Let’s use the lunge to demonstrate multiplanar movements.  Imagine you are standing on a clock face.  A forward or reverse lunge, where you are lunging to the 12 (forward) or 6 (reverse), would be considered a lunge in the sagittal plane.  To achieve the frontal plane you must lunge laterally or side to side.  Stand in the center of the clock and laterally step to the 9 and then to the 3.  The leg landing on the 9 or 3 will bend into a lateral lunge and the fixed leg will remain straight, with a stretch in the inner thigh (adductor complex). The transverse plane requires a rotational movement.  Standing in the center of the clock, step with your right foot toward the 4 and with your left foot toward the eight.  To create the rotation in your hip complex during this movement the fixed foot must remain pointing straight toward the 12.  As the hips open up to step toward the 4 and 8 you’ll get a rotational movement in the transverse plane.

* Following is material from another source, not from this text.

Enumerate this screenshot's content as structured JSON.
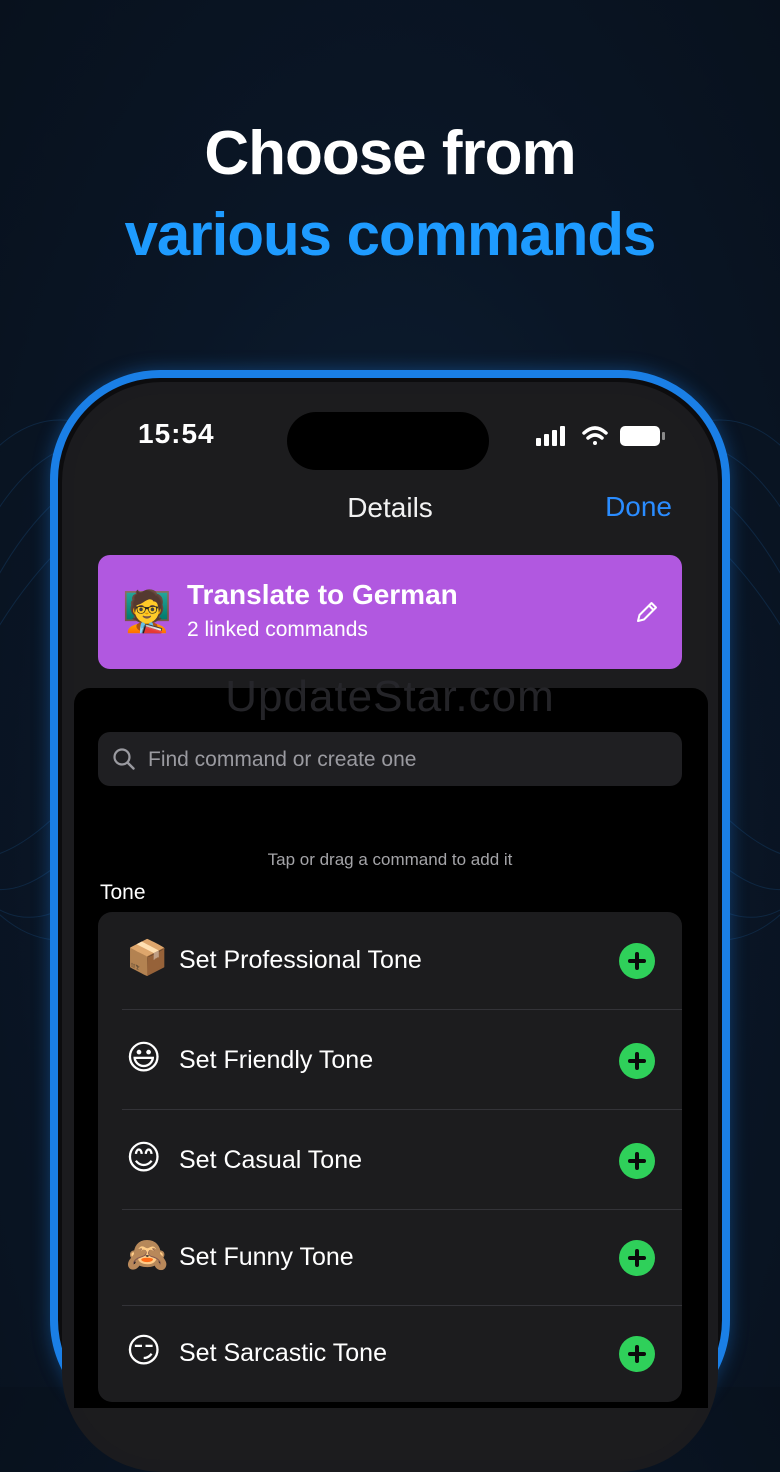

If you think about movements you do in the real world, especially in recreational activities like playing tennis or golf or pick up basketball, you will find you are constantly moving in all three planes of motion, not just forward and backward.  So to be strong and effective in these movements and to help prevent injury when you lunge sideways for a tennis shot or twist your body to grab a loose ball on the basketball court, or just to play with your kids, you must train these movements during your workout routine.

Note: The least trained movement in most people’s workout routine is the transverse plane (rotational pattern), yet this is our most powerful movement pattern. The human body creates power through torque (twisting motion).  Think about when we shovel snow, start a lawnmower, throw a punch at a heavy bag, throw a football or baseball—we generate power by rotating our body through these movements.  Even when we walk and especially when we run, our gait consists of the opposite arm and leg moving with a rotational rhythm through our core.